There are several factors that are important in the prognosis of patients with AHF. Several predictive models have been developed to determine when liver transplantation is indicated. The most widely accepted criteria are the King's College criteria (Table III). The model for end-stage liver disease (MELD) and the pediatric end-stage liver disease (PELD) systems are detailed in Table IV. While the MELD/PELD was developed to predict mortality in patients with chronic liver disease, it has recently been compared to the King's College criteria. The MELD/PELD appears to be an excellent predictor of outcome in both adults and children with AHF. In addition, there appear to be a lower false negative rate with MELD/PELD, which would predict fewer transplants for patients who would have spontaneously recovered 44.
Table III. King's College criteria for liver transplantation in AHF.
APAP-associated AHF | All other causes of AHF |
---|---|
pH < 7.3 | INR >6.5 |
or | or |
INR > 6.5, serum creatinine >3.4 mg/dl, and grade III–IV encephalopathy | Three of the following variables: |
1. Age <10 or >40 years | |
2. Cause is nonA, nonB hepatitis or idiosyncratic drug reaction | |
3. Duration of jaundice before encephalopathy >7 days | |
4. INR > 3.5 | |
5. Serum bilirubin >17.5 mg/dl |
APAP, acetaminophen; INR, international normalized ratio.
Table IV. MELD/PELD characteristics used in calculating scores to determine prognosis.
MELD | PELD |
---|---|
Serum creatinine (mg/dl)* | Albumin (g/dl) |
Bilirubin (mg/dl) | Bilirubin (mg/dl) |
INR | INR |
*Patients who have had dialysis twice in the past week are automatically set to a creatinine of 4 mg/dl | Growth failure (based on gender, height, and weight) |
Age at listing |
INR, international normalized ratio.
Results of transplantation for AHF
Approximately 5% of patients who are on the UNOS waiting list have AHF and are listed as status 1. From 1994 to 2003, 49% of these patients received liver transplantation within 15 days of being listed 45. Patients with AHF who received transplant had a 1-year survival rate of 81% during this same time period. In addition, this same group of patients had a graft survival of 83% at 3 months and 75% at 1 year post transplant. Furthermore, 18% of status 1 patients died during this same time period awaiting transplantation. Meanwhile, 88% of patients undergoing transplantation for reasons other than AHF survived for 1 year. These results are similar to those found in Europe.
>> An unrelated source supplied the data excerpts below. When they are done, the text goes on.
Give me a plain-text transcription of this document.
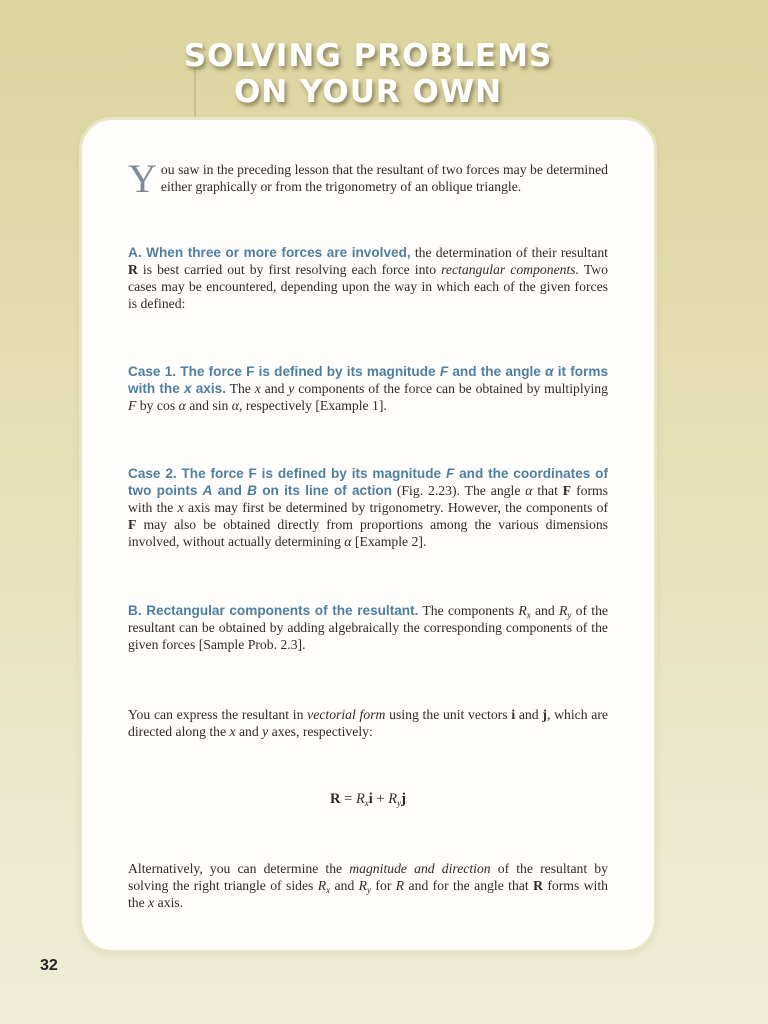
SOLVING PROBLEMS
ON YOUR OWN
You saw in the preceding lesson that the resultant of two forces may be determined either graphically or from the trigonometry of an oblique triangle.
A. When three or more forces are involved, the determination of their resultant R is best carried out by first resolving each force into rectangular components. Two cases may be encountered, depending upon the way in which each of the given forces is defined:
Case 1. The force F is defined by its magnitude F and the angle α it forms with the x axis. The x and y components of the force can be obtained by multiplying F by cos α and sin α, respectively [Example 1].
Case 2. The force F is defined by its magnitude F and the coordinates of two points A and B on its line of action (Fig. 2.23). The angle α that F forms with the x axis may first be determined by trigonometry. However, the components of F may also be obtained directly from proportions among the various dimensions involved, without actually determining α [Example 2].
B. Rectangular components of the resultant. The components $R_x$ and $R_y$ of the resultant can be obtained by adding algebraically the corresponding components of the given forces [Sample Prob. 2.3].
You can express the resultant in vectorial form using the unit vectors i and j, which are directed along the x and y axes, respectively:
$R = R_xi + R_yj$
Alternatively, you can determine the magnitude and direction of the resultant by solving the right triangle of sides $R_x$ and $R_y$ for R and for the angle that R forms with the x axis.
32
According to the European Liver Transplant Registry (ELTR), in a 13-year period ending in 2001, the ELTR had a 1-year graft survival of 60% and a 1-year patient survival of 65% for all forms of AHF 46. Other small studies have also determined that there is a worse post transplant patient survival after liver transplantation on an urgent basis 47. In addition, it should be noted that as the stage of encephalopathy progresses (I to IV), patient survival subsequently worsens 2.
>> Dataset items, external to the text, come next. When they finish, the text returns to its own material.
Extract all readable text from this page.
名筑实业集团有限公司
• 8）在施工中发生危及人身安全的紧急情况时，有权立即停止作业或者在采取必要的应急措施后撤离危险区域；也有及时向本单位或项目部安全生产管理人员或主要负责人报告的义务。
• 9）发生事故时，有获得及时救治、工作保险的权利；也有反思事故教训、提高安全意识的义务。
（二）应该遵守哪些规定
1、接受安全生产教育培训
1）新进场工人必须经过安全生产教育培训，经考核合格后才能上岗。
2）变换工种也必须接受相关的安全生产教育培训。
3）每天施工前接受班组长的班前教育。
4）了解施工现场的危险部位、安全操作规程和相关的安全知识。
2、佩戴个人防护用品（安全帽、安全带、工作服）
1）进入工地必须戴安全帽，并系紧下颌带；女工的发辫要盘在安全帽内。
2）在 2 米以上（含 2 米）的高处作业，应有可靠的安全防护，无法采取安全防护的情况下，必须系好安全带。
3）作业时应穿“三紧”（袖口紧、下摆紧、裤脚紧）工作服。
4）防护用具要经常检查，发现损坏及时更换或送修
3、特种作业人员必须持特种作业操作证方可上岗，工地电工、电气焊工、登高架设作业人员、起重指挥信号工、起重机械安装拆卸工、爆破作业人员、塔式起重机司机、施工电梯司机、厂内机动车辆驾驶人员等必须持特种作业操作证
These results have led to the sharing of organs for status 1 patients within specific regions in the United States. Sharing of organs within regions has led to shorter waiting times and improved post transplant survival, with a subsequent decrease in waiting list mortality and postoperative complications 48.
Due to the shortage of suitable organs for transplantation and the high mortality associated with AHF, some have suggested living donation for patients with AHF. In Asia, living donors for patients with AHF have been used as a proactive way to increase the organ pool with success and this has been shown to be a viable option 49,50.